Change 879634 abandoned by Ryan Kemper:

[wikidata/query/deploy@master] wdqs: log realpath of dump file

Reason:

wrong repo, see https://gerrit.wikimedia.org/r/c/wikidata/query/rdf/+/879636

https://gerrit.wikimedia.org/r/879634

Change 879636 merged by jenkins-bot:

[wikidata/query/rdf@master] wdqs: log realpath of dump file

https://gerrit.wikimedia.org/r/879636

Change 876217 merged by Ryan Kemper:

[operations/cookbooks@master] wdqs: use NFS for data reloads

https://gerrit.wikimedia.org/r/876217

Update: wdqs2009 has failed to reload 3 times. Each time it seems to go into an OOM state where the server is pingable, but logging in (even from the management console) is impossible.
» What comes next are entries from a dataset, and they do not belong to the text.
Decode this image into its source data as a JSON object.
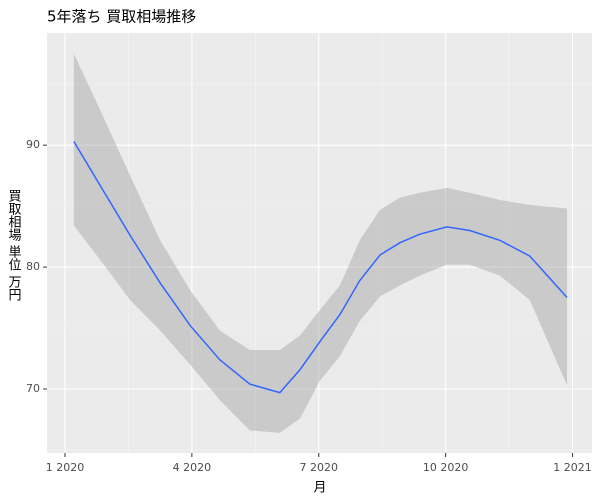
{
  "chart_data": {
    "type": "line",
    "title": "5年落ち 買取相場推移",
    "x_label": "月",
    "y_label": "買取相場 単位 万円",
    "x": [
      1.21,
      1.83,
      2.54,
      3.25,
      3.96,
      4.66,
      5.37,
      6.08,
      6.56,
      7.03,
      7.5,
      7.97,
      8.45,
      8.92,
      9.39,
      10.03,
      10.57,
      11.28,
      11.99,
      12.87
    ],
    "series": [
      {
        "color": "#3366ff",
        "band_color": "#999999",
        "values": [
          90.3,
          86.7,
          82.6,
          78.7,
          75.2,
          72.4,
          70.4,
          69.7,
          71.6,
          73.9,
          76.1,
          78.9,
          81.0,
          82.0,
          82.7,
          83.3,
          83.0,
          82.2,
          80.9,
          77.5
        ],
        "upper": [
          97.5,
          92.9,
          87.5,
          82.2,
          78.1,
          74.8,
          73.2,
          73.2,
          74.4,
          76.5,
          78.5,
          82.2,
          84.7,
          85.7,
          86.1,
          86.5,
          86.1,
          85.5,
          85.1,
          84.8
        ],
        "lower": [
          83.4,
          80.6,
          77.3,
          74.8,
          72.0,
          69.1,
          66.6,
          66.4,
          67.6,
          70.7,
          72.7,
          75.6,
          77.6,
          78.5,
          79.3,
          80.2,
          80.2,
          79.3,
          77.3,
          70.3
        ]
      }
    ],
    "xlim": [
      0.575,
      13.46
    ],
    "xticks": [
      {
        "value": 1,
        "label": "1 2020"
      },
      {
        "value": 4,
        "label": "4 2020"
      },
      {
        "value": 7,
        "label": "7 2020"
      },
      {
        "value": 10,
        "label": "10 2020"
      },
      {
        "value": 13,
        "label": "1 2021"
      }
    ],
    "xminor_ticks": [
      2.5,
      5.5,
      8.5,
      11.5
    ],
    "ylim": [
      64.75,
      99.2
    ],
    "yticks": [
      70,
      80,
      90
    ],
    "yminor_ticks": [
      65,
      75,
      85,
      95
    ],
    "grid": true
  }
}
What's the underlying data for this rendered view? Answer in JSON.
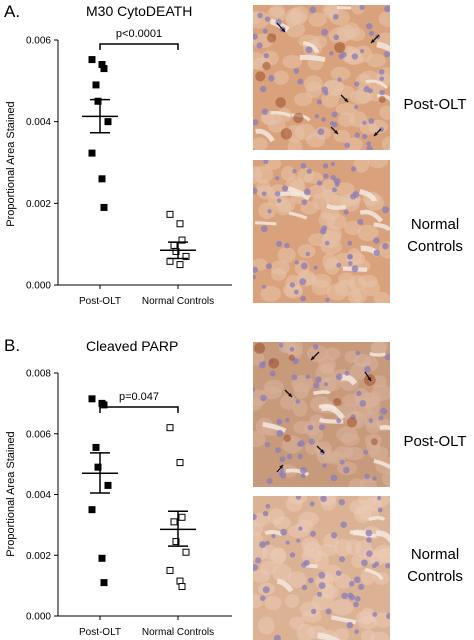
{
  "panels": [
    {
      "letter": "A.",
      "title": "M30 CytoDEATH",
      "side_labels": {
        "top": "Post-OLT",
        "bottom_line1": "Normal",
        "bottom_line2": "Controls"
      }
    },
    {
      "letter": "B.",
      "title": "Cleaved PARP",
      "side_labels": {
        "top": "Post-OLT",
        "bottom_line1": "Normal",
        "bottom_line2": "Controls"
      }
    }
  ],
  "colors": {
    "tissue_bg": "#d9a27d",
    "tissue_cell": "#e7c3a7",
    "nucleus": "#8d7fb6",
    "sinusoid": "#f3e7df",
    "stain_brown": "#9a4f2a",
    "marker": "#000000"
  },
  "chart_data": [
    {
      "type": "scatter",
      "title": "M30 CytoDEATH",
      "xlabel": "",
      "ylabel": "Proportional Area Stained",
      "ylim": [
        0,
        0.006
      ],
      "yticks": [
        "0.000",
        "0.002",
        "0.004",
        "0.006"
      ],
      "categories": [
        "Post-OLT",
        "Normal Controls"
      ],
      "annotation": "p<0.0001",
      "series": [
        {
          "category": "Post-OLT",
          "marker": "filled-square",
          "values": [
            0.00552,
            0.0054,
            0.0053,
            0.0049,
            0.0045,
            0.004,
            0.00323,
            0.0026,
            0.0019
          ],
          "mean": 0.00413,
          "sem_upper": 0.00454,
          "sem_lower": 0.00373
        },
        {
          "category": "Normal Controls",
          "marker": "open-square",
          "values": [
            0.00173,
            0.0015,
            0.0011,
            0.00097,
            0.00082,
            0.0007,
            0.00058,
            0.0005
          ],
          "mean": 0.00085,
          "sem_upper": 0.00105,
          "sem_lower": 0.00065
        }
      ]
    },
    {
      "type": "scatter",
      "title": "Cleaved PARP",
      "xlabel": "",
      "ylabel": "Proportional Area Stained",
      "ylim": [
        0,
        0.008
      ],
      "yticks": [
        "0.000",
        "0.002",
        "0.004",
        "0.006",
        "0.008"
      ],
      "categories": [
        "Post-OLT",
        "Normal Controls"
      ],
      "annotation": "p=0.047",
      "series": [
        {
          "category": "Post-OLT",
          "marker": "filled-square",
          "values": [
            0.00715,
            0.007,
            0.00695,
            0.00555,
            0.0049,
            0.0043,
            0.0035,
            0.0019,
            0.0011
          ],
          "mean": 0.0047,
          "sem_upper": 0.00537,
          "sem_lower": 0.00405
        },
        {
          "category": "Normal Controls",
          "marker": "open-square",
          "values": [
            0.0062,
            0.00505,
            0.00325,
            0.0031,
            0.00245,
            0.0021,
            0.0015,
            0.00115,
            0.00097
          ],
          "mean": 0.00285,
          "sem_upper": 0.00345,
          "sem_lower": 0.0023
        }
      ]
    }
  ]
}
Change 882664 had a related patch set uploaded (by Bking; author: Bking):

[operations/puppet@production] wdqs: mount NFS to new hosts

https://gerrit.wikimedia.org/r/882664

Change 882664 merged by Bking:

[operations/puppet@production] wdqs: mount NFS to new hosts

https://gerrit.wikimedia.org/r/882664

In order to avoid the OOM situation mentioned above , I've created a large swapfile on wdqs2010 at /srv/.swapfile . Making a note to myself to disable/remove this file once the reload is done.

wdqs2010 locked up as well. At this point, we can rule out OOM. The most likely culprit is NFS, which is already scheduled to be replaced by rsync.

More concerning is the failure of wdqs1009, which ran for 17 days and failed when Blazegraph corrupted its own journal (NFS was not a factor). We are starting the reload process again on 1009 and 1010.

MPhamWMF set the point value for this task to 13.Jan 30 2023, 4:27 PM

Another update: wdqs1009 corrupted itself over the weekend, so we have restarted the reload process again. wdqs1010 is still in progress. If we go by individual TTL files, it is at 56%, but I'm not sure if each TTL file takes the same amount of processing time. If so, that is significantly faster than the previous run, and we should be finished in ~5 days , or ~10 days from when we started.

Update: we're at 80% on wdqs1009, 60% on wdqs1010 (unsure why 1009 is moving so much faster).

wdqs1009 corrupted itself over the weekend and we had to restart it. wdqs1010 at ~80%, wdqs1009 still in munging state.

For context, the journal corruptions we see are similar to T263110 (there was some investigation done at that time). Our only reasonable option is to try again until is succeeds.

The reload for wdqs1010 completed successfully. We are using this host to seed other hosts using our data-transfer cookbook. We will update the ticket with progress.

  • wdqs1003
  • wdqs1004
  • wdqs1005
  • wdqs1006
  • wdqs1007
  • wdqs1008
  • wdqs1009
  • wdqs1010
  • wdqs1011
  • wdqs1012
  • wdqs1013
  • wdqs1014
  • wdqs1015
  • wdqs1016
  • wdqs2001
  • wdqs2002
  • wdqs2003
  • wdqs2004
  • wdqs2005
  • wdqs2006
  • wdqs2007
  • wdqs2008
  • wdqs2009
  • wdqs2010
  • wdqs2011
  • wdqs2012

Change 873791 merged by jenkins-bot:

[operations/cookbooks@master] wdqs: make depool the default behavior

https://gerrit.wikimedia.org/r/873791

Change 891899 had a related patch set uploaded (by Bking; author: Bking):

[operations/cookbooks@master] wdqs.data-transfer: completely remove defunct argument

https://gerrit.wikimedia.org/r/891899

Change 891899 merged by jenkins-bot:

[operations/cookbooks@master] wdqs.data-transfer: completely replace defunct argument

https://gerrit.wikimedia.org/r/891899

At long last..the data reload is complete!

At this point, we believe the data discrepancies mentioned in the initial ticket message have been resolved. However, please let us know if this is not the case.